CAPITOLO VIII ISTRUTTORIA DEL GIUDICE EMILIO ALESSANDRINI DEL TRIBUNALE DI MILANO
I PRIMI RISCONTRI
1. Alle dichiarazioni di LORENZON
2. Alle dichiarazioni di COMACCHIO
3. Alle dichiarazioni di PAN
1) Alle dichiarazioni di LORENZON
A questo punto è agevole rendersi conto come le dichiarazioni inziali di LORENZON, che già avevano avuto una prima verifica con il rinvenimento delle armi di Castelfranco Veneto, in questa fase dell’istruttoria abbiano avuto ulteriori e precisi riscontri quali:
a) l’accertato possesso, da parte di VENTURA, di rapporti informativi già in precedenza dal LORENZON descritti nel contenuto e nella data;
b) l’acquisto di timers, da parte di FREDA, intorno al 20 settembre 1969 (si ricordi che LORENZON aveva parlato di un “aggeggio per lavatrici” mostratogli da VENTURA nei primi giorni dell’ottobre 1969 predisposto come temporizzatore per una bomba);
c) il sequestro di buste, spedite ad ufficiali dell’Esercito e comandi militari nel 1966, contenenti un invito all’eversione, i cui indirizzi erano stati vergati a mano da FREDA e VENTURA;
d) il sequestro di un piano di ristrutturazione agricolo e di assetto politico redatto dal conte Pietro LOREDAN, il cui contenuto era stato già esposto da LORENZON nel contesto della descrizione dei rapporti di VENTURA con quel personaggio.

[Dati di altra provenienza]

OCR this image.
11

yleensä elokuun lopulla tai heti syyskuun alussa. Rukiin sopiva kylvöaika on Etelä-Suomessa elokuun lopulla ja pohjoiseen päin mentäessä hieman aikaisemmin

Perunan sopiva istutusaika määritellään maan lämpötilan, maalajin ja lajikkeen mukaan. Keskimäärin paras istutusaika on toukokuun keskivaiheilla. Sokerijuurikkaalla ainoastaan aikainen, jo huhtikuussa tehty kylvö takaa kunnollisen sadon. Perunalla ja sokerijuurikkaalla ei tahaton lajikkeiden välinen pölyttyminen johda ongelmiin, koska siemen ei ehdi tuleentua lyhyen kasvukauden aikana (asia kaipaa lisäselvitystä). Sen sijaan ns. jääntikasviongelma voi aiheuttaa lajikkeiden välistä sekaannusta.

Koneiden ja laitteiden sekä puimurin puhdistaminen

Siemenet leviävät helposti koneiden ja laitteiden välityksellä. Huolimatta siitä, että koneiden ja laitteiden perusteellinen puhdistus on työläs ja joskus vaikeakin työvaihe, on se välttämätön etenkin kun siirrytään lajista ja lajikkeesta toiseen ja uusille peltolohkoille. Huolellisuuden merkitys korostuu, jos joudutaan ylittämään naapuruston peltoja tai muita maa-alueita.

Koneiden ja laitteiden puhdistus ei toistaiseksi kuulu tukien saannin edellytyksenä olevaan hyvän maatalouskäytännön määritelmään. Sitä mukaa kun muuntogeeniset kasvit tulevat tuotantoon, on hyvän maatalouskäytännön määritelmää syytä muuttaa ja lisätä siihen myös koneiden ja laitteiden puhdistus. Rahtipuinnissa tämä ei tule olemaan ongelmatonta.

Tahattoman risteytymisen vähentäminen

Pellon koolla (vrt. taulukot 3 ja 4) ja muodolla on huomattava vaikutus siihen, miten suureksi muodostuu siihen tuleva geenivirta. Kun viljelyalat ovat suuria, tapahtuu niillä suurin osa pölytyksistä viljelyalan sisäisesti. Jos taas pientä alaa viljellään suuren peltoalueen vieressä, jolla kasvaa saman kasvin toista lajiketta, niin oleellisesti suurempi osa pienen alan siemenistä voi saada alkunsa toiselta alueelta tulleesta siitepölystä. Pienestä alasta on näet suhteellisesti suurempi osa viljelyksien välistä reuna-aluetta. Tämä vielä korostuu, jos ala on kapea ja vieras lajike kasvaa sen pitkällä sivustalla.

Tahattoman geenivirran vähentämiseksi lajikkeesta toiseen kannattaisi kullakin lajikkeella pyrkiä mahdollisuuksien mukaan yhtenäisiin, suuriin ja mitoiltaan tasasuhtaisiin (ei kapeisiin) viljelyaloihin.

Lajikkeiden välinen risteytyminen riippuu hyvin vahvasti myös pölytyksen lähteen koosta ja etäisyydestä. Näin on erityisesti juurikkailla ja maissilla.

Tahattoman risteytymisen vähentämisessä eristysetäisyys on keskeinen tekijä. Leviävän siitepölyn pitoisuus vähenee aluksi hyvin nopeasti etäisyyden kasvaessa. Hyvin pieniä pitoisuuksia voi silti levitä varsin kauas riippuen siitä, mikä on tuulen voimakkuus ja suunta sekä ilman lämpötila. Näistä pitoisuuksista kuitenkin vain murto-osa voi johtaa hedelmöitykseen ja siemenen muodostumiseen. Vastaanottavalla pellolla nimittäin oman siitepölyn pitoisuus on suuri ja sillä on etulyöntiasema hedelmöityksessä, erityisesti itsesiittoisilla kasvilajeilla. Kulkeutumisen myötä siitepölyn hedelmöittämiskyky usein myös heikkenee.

2) Alle dichiarazioni di COMACCHIO
Nel contempo, anche le dichiarazioni accusatorie di comacchio, venivano obbiettivamente confermate sia in relazione alla circostanza della consegna del timer da parte di VENTURA ai primi dell’ottobre 1969 perché ne studiasse la possibilità di adoperarlo come temporizzatore IN ORDIGNI ESPLOSIVI SIA PER QUEL CHE CONCERNE IL PASSAPORTO, INTESTATO AL DR. Angelo MAJONI di Milano, recante la fotografia di FREDA e datogli in custodia da Angelo VENTURA: I Magistrati inquirenti avevano, infatti, accertato che il 20 giugno 1969, era stato appunto sottratto il passaporto ad un certo MAJONI dr. Andrea di Milano.
3) Alle dichiarazioni di PAN
Il contenuto della telefonata FREDA-POZZAN – di cui si è riportata la trascrizione e dal quale si evincono i particolari rapporti di intimità tra i due, nonché la disponibilità di POZZAN ad ospitare in casa sua le riunioni organizzate da FREDA, e, comunque, la sua abituale partecipazione all’attività di quest’ultimo – appare dar credito al racconto di PAN il quale, nel suo memoriale, aveva riferito che tutte le informazioni sull’attività terroristica di FREDA gli erano sempre state date prima da POZZAN e successivamente confermate dallo stesso FREDA.